PEI needs to clean up Charlottetown City Hall mess • Troy Media
Charlottetown taxpayers are being taken to the cleaners by out-of-control metropolis officers and authorities bureaucrats. After years of abuse, it’s time for Prince Edward Island Premier Dennis King to shine a light-weight on this sorry saga.
To know the plight of Charlottetown taxpayers, take into account this situation.
Think about you’re at your favorite restaurant. Though inflation may imply you’re tight on money, you’ve determined to take your greatest buddy out for breakfast for his birthday. You inform him to order something on the menu as a deal with to have fun. When the waiter comes, your buddy tells the waiter to convey him one in every of the whole lot.
On the finish of the meal, loads of meals is wasted and also you’re caught with an enormous invoice that it’s important to put in your bank card.
Most of us wouldn’t take that buddy out for a meal once more subsequent 12 months. However when your buddy occurs to be the federal government, you’ve got little selection.
It seems that Charlottetown has quite a lot of officers and workers who’re identical to that buddy you took out for breakfast. While you give an inch, they take a mile.
In 2019, Charlottetown despatched its mayor, metropolis councillors, and several other workers members to the Federation of Municipalities Convention. Whereas there, most of them didn’t invoice taxpayers for 3 meals a day, as one may count on. At least 10 elected officers and workers billed taxpayers for between 5 and 6 meals per day.
Though the price of the ticket coated two meals and snacks per day for each attendee on the convention, Charlottetown’s delegation nonetheless managed to rack up nearly $9,000 in additional meal bills over simply 5 days.
If convention attendees had been actually consuming six meals per day, we will solely hope that all of them introduced some heartburn and acid reflux disease capsules.
Taxpayers had been additionally billed for nearly $500 in alcohol bills, though metropolis coverage explicitly says alcohol bills shouldn’t be reimbursed.
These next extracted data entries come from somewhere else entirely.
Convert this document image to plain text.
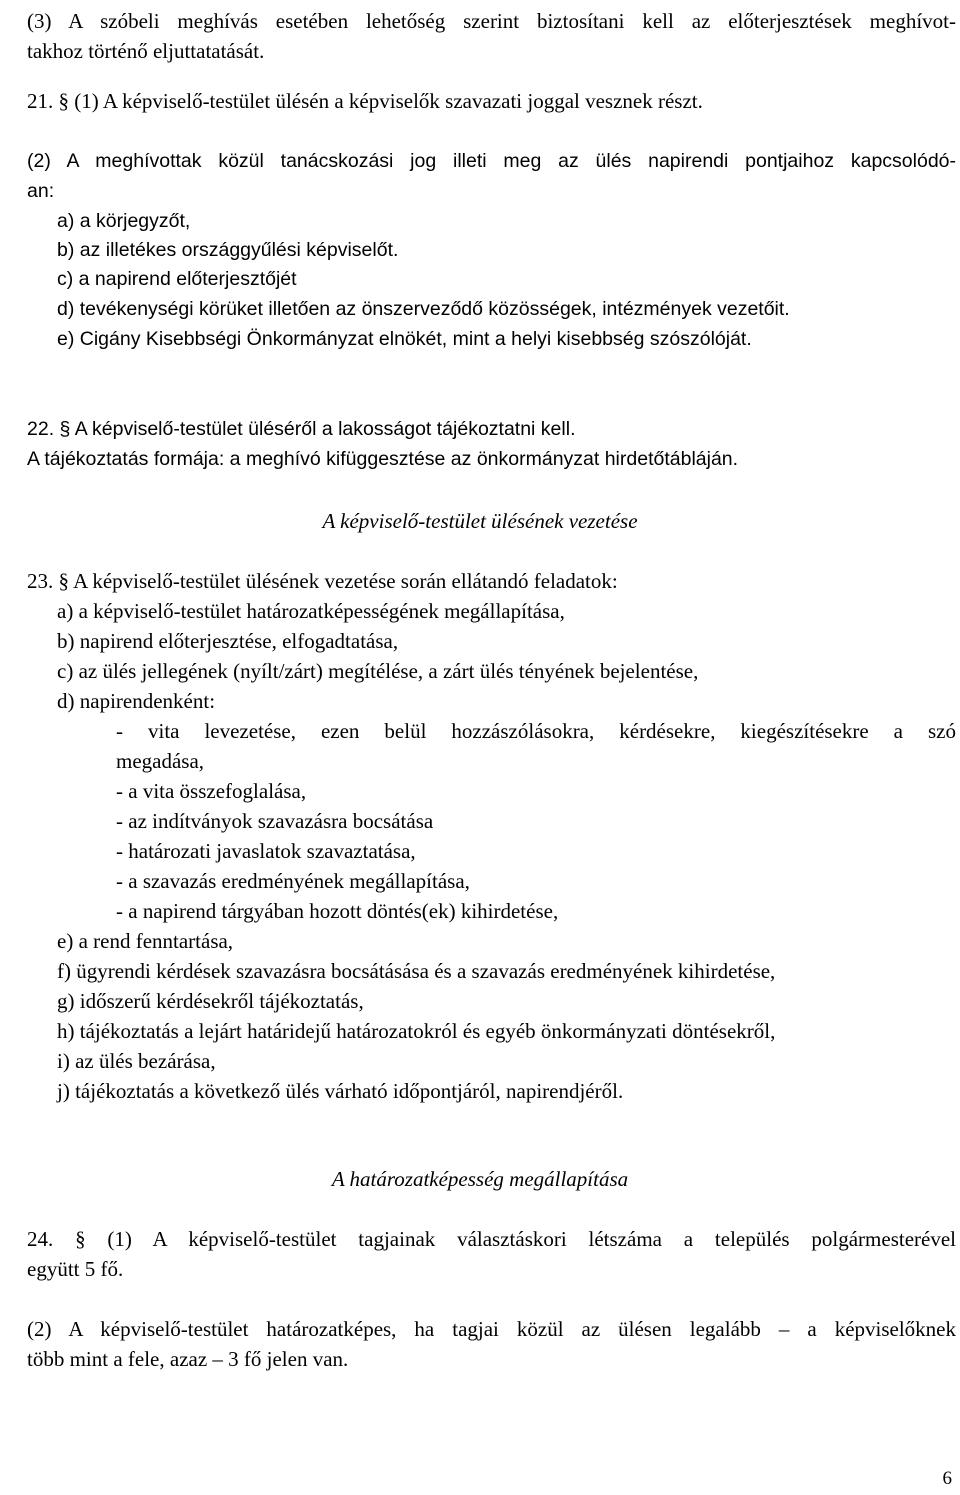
(3) A szóbeli meghívás esetében lehetőség szerint biztosítani kell az előterjesztések meghívot-
takhoz történő eljuttatatását.
21. § (1) A képviselő-testület ülésén a képviselők szavazati joggal vesznek részt.
(2) A meghívottak közül tanácskozási jog illeti meg az ülés napirendi pontjaihoz kapcsolódó-
an:
a) a körjegyzőt,
b) az illetékes országgyűlési képviselőt.
c) a napirend előterjesztőjét
d) tevékenységi körüket illetően az önszerveződő közösségek, intézmények vezetőit.
e) Cigány Kisebbségi Önkormányzat elnökét, mint a helyi kisebbség szószólóját.
22. § A képviselő-testület üléséről a lakosságot tájékoztatni kell.
A tájékoztatás formája: a meghívó kifüggesztése az önkormányzat hirdetőtábláján.
A képviselő-testület ülésének vezetése
23. § A képviselő-testület ülésének vezetése során ellátandó feladatok:
a) a képviselő-testület határozatképességének megállapítása,
b) napirend előterjesztése, elfogadtatása,
c) az ülés jellegének (nyílt/zárt) megítélése, a zárt ülés tényének bejelentése,
d) napirendenként:
- vita levezetése, ezen belül hozzászólásokra, kérdésekre, kiegészítésekre a szó
megadása,
- a vita összefoglalása,
- az indítványok szavazásra bocsátása
- határozati javaslatok szavaztatása,
- a szavazás eredményének megállapítása,
- a napirend tárgyában hozott döntés(ek) kihirdetése,
e) a rend fenntartása,
f) ügyrendi kérdések szavazásra bocsátásása és a szavazás eredményének kihirdetése,
g) időszerű kérdésekről tájékoztatás,
h) tájékoztatás a lejárt határidejű határozatokról és egyéb önkormányzati döntésekről,
i) az ülés bezárása,
j) tájékoztatás a következő ülés várható időpontjáról, napirendjéről.
A határozatképesség megállapítása
24. § (1) A képviselő-testület tagjainak választáskori létszáma a település polgármesterével
együtt 5 fő.
(2) A képviselő-testület határozatképes, ha tagjai közül az ülésen legalább – a képviselőknek
több mint a fele, azaz – 3 fő jelen van.
6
Sadly, this isn’t an remoted incident. Metropolis officers and workers have a protracted historical past of flagrantly abusing taxpayer {dollars}. That is simply the tip of the iceberg.
Paperwork obtained by CBC Information present that there have been ongoing issues with Charlottetown’s monetary information for years.
Paperwork from town’s accountants clearly present that there has been “usually poor monetary administration relating to buying and accounting procedures.”
The paperwork also present that issues in regards to the metropolis’s spending practices weren’t correctly relayed to these in positions of authority, resembling town’s comptroller.
The monetary mess at Charlottetown’s metropolis corridor is starting to garner consideration on the legislature.
The Opposition is rightly demanding that the Premier and his communities minister, Jamie Fox, take motion and launch a full assessment of town’s spending practices.
“It’s fairly clear that the province must be stepping in,” said Opposition MLA Steve Howard.
Howard is true. After years of abuse of taxpayer {dollars} in Charlottetown, somebody has to start cleansing up metropolis corridor.
Paperwork present that provincial bureaucrats have been involved in regards to the metropolis of Charlottetown’s monetary administration since not less than January of 2020. But, the King authorities hasn’t taken satisfactory steps to handle these issues.
The communities minister says an out of doors authorized assessment of Charlottetown’s spending practices revealed no violations of the Municipal Governance Act. If that’s true, it’s laborious to not suppose that whoever was conducting the authorized assessment had a blindfold on.
Even so, an out of doors authorized assessment with findings not relayed to the general public merely isn’t enough. Charlottetown taxpayers deserve a full provincial assessment with findings shared for all to see.
It’s time for the King authorities to step as much as the plate and defend Charlottetown taxpayers, who’ve been taken benefit of by native authorities for a lot too lengthy.
Jay Goldberg is the Ontario & Interim Atlantic Director for the Canadian Taxpayers Federation.